The agency has about 2,500 personnel left who are responders to events, and about 9,000 personnel deployed for vaccinations. That includes about 4,500-5,000 DoD personnel and about 500 people leveraged from the whole of government, Fenton said.
He also expects vaccine supplies to increase substantially in the coming months.
“Not only does FEMA have a role to provide coordination through executive order last year, had some responsibility to look specifically at some of the medical supplies, but more importantly, we have now a much better understanding of our supply chains, and understanding that just-in-time idea supply isn’t sufficient to meet the challenges of a worldwide pandemic,” Fenton.
As a result, he said the agency has a better understanding of who and where suppliers are, where manufactures are located, and resource dependencies for a “whole of community” effort.
“And what we’re now doing is working to build capability and relationships to better be able to share information to include stockpiling resources, both within the federal level, at the state level but more importantly ensuring the private sector is part of that and they’re also building capability, and that medical institutions are doing the same thing,” he said.

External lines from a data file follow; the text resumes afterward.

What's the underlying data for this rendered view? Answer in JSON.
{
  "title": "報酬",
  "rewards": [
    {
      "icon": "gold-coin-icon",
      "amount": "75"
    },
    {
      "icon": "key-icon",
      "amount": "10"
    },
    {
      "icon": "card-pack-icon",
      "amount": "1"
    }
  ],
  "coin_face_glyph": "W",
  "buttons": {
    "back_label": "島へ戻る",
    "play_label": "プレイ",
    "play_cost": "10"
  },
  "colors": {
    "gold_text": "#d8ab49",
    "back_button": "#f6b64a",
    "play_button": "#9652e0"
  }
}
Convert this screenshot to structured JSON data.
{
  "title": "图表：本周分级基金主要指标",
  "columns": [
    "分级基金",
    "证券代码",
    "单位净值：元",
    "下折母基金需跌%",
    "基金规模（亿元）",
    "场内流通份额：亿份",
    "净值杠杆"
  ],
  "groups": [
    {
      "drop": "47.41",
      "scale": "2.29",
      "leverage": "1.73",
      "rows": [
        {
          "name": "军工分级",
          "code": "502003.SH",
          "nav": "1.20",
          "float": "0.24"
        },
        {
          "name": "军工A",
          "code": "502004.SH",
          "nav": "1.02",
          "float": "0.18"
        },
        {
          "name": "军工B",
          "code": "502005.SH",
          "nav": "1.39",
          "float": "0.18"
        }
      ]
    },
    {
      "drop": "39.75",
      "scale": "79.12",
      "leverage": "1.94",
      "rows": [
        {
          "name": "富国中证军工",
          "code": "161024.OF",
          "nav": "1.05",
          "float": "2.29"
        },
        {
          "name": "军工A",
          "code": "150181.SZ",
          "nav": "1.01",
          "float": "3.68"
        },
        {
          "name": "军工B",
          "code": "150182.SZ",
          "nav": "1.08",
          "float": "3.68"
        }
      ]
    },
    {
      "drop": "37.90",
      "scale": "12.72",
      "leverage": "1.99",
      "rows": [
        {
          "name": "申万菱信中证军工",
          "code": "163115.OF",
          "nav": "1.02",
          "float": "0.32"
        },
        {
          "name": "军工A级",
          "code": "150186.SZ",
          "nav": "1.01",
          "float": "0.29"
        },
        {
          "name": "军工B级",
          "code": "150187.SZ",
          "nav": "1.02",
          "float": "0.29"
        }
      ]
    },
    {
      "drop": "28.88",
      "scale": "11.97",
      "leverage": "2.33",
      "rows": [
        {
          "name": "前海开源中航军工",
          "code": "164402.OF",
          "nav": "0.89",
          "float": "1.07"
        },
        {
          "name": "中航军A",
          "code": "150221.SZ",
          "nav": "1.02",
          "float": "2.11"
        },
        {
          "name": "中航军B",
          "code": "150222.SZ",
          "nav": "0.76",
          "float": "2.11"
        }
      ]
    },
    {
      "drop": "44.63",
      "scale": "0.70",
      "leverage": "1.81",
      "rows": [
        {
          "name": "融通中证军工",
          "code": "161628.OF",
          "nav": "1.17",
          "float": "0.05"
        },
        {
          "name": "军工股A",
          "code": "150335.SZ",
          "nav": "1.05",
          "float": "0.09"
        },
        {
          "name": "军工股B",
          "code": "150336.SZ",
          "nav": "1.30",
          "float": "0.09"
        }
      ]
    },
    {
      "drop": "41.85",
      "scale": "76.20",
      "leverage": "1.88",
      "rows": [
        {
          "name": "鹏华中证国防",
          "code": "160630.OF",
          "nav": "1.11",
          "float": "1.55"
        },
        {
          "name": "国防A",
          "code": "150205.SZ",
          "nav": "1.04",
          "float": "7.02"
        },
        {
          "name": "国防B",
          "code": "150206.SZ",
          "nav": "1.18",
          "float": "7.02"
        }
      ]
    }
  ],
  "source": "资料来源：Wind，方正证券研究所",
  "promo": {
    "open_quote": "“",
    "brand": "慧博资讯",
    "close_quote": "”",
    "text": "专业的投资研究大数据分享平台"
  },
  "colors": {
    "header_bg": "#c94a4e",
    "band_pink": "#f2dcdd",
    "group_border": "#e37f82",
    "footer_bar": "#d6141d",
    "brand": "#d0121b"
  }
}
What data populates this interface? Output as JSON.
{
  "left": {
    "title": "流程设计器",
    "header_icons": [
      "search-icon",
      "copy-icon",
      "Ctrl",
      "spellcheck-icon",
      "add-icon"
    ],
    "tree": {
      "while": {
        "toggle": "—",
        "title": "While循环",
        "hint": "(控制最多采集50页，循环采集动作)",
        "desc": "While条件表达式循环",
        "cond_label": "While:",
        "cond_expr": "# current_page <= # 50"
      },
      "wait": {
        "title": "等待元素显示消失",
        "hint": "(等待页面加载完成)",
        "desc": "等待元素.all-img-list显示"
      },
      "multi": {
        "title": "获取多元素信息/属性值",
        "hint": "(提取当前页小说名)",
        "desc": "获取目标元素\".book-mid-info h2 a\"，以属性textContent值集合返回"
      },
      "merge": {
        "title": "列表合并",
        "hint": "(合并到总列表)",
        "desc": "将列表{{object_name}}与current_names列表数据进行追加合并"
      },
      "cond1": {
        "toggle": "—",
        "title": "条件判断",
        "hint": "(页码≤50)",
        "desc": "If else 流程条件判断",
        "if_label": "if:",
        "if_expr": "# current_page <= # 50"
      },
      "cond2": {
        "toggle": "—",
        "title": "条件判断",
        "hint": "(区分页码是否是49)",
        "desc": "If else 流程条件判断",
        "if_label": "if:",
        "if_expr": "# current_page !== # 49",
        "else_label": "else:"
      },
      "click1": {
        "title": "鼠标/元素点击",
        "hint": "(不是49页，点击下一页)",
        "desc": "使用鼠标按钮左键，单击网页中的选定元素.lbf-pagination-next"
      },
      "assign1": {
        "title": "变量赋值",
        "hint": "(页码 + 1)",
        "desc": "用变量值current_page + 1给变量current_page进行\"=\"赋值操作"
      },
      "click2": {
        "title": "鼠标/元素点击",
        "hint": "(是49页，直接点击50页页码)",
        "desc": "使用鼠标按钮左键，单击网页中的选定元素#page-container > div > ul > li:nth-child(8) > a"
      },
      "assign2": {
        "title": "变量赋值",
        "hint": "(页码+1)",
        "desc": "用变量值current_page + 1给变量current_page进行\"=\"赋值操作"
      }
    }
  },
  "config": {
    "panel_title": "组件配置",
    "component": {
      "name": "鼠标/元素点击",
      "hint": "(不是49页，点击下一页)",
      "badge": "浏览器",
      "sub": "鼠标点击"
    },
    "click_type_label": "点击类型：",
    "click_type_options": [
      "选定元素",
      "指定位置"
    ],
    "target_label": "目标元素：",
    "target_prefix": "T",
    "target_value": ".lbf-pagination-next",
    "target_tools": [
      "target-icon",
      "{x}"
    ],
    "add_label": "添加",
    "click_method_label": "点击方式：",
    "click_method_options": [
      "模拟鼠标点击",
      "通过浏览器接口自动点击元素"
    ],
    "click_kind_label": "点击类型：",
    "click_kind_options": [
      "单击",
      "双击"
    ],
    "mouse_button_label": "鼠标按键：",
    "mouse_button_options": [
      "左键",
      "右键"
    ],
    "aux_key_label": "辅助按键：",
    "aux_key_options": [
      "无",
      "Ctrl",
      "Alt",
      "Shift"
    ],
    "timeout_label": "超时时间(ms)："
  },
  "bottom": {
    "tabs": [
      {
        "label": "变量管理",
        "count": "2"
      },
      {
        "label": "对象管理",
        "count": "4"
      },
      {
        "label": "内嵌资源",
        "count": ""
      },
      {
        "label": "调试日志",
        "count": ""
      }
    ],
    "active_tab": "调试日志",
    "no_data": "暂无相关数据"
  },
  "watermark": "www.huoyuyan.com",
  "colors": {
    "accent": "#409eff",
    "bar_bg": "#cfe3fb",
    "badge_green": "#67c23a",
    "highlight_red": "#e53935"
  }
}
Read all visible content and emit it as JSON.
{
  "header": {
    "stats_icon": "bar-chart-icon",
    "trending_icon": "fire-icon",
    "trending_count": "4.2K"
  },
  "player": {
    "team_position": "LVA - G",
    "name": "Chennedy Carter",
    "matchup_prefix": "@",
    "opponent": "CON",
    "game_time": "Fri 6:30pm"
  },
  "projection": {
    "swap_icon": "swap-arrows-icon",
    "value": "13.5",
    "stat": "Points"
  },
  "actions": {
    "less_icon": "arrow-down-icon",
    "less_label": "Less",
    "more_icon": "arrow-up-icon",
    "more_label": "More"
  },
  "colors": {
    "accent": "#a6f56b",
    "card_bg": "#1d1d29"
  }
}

Sen. Jeanne Shaheen (D-N.H.) said manufacturers who altered their capabilities to respond to pandemic were concerned that the federal government later bought supplies from foreign sources. She asked Fenton if he thought this warranted an update to the Defense Production Act to ensure better supplies coordination between FEMA and HHS. Fenton said that could in fact be one tool to reach a solution, but added the DPA umbrella includes the departments of Commerce, Transportation and Energy as well – and FEMA cannot have oversight over DOE on energy matters, for example.
“We have responsibility to chair the Title I (of the DPA) side of things and the prioritization. We don’t have authority to chair Title 3 and specific expansion of economy or stimulus to each one of those departments or agencies,” he said, noting that an executive order last year did grant FEMA some additional authority. “One of the things we do do, is do catastrophic planning, so we can identify those gaps, so then those agencies can be responsible for building that capacity.”
In thinking ahead for future disasters, Fenton said his advice to states is to start building reserves now. The White House requested $18.9 billion for the Disaster Relief Fund while the American Rescue Plan Act of 2021 allocated $50 billion in March. Fenton expected the fund would be sufficient by end of the fiscal year.
One new effort FEMA launched April 12 was funeral assistance for the families of COVID-19 victims. After congestion overwhelmed telephone lines the first day, Fenton said that by Wednesday, FEMA had taken 60,000 calls; 58,000 registrations; 1,700 callers had followed up with further documentation and the agency hoped to start funding this week.
Fenton said the calls received in the first three days represented about 10% of reported COVID-19 deaths so far. The phone number for that program is 844-684-6333 (TTY: 800-462-7585) and Fenton suggested callers gather all necessary paperwork or information before picking up the phone.
“And we want to make sure that we empathetically and compassionately help everyone that had a loss,” he said.
Shaheen asked why the program excludes funeral expenses for pandemic-related deaths if the deceased had a prepaid funeral policy before January 2020. Fenton said he would look into the matter but that the agency’s intent was to avoid duplication of other insurance or funding.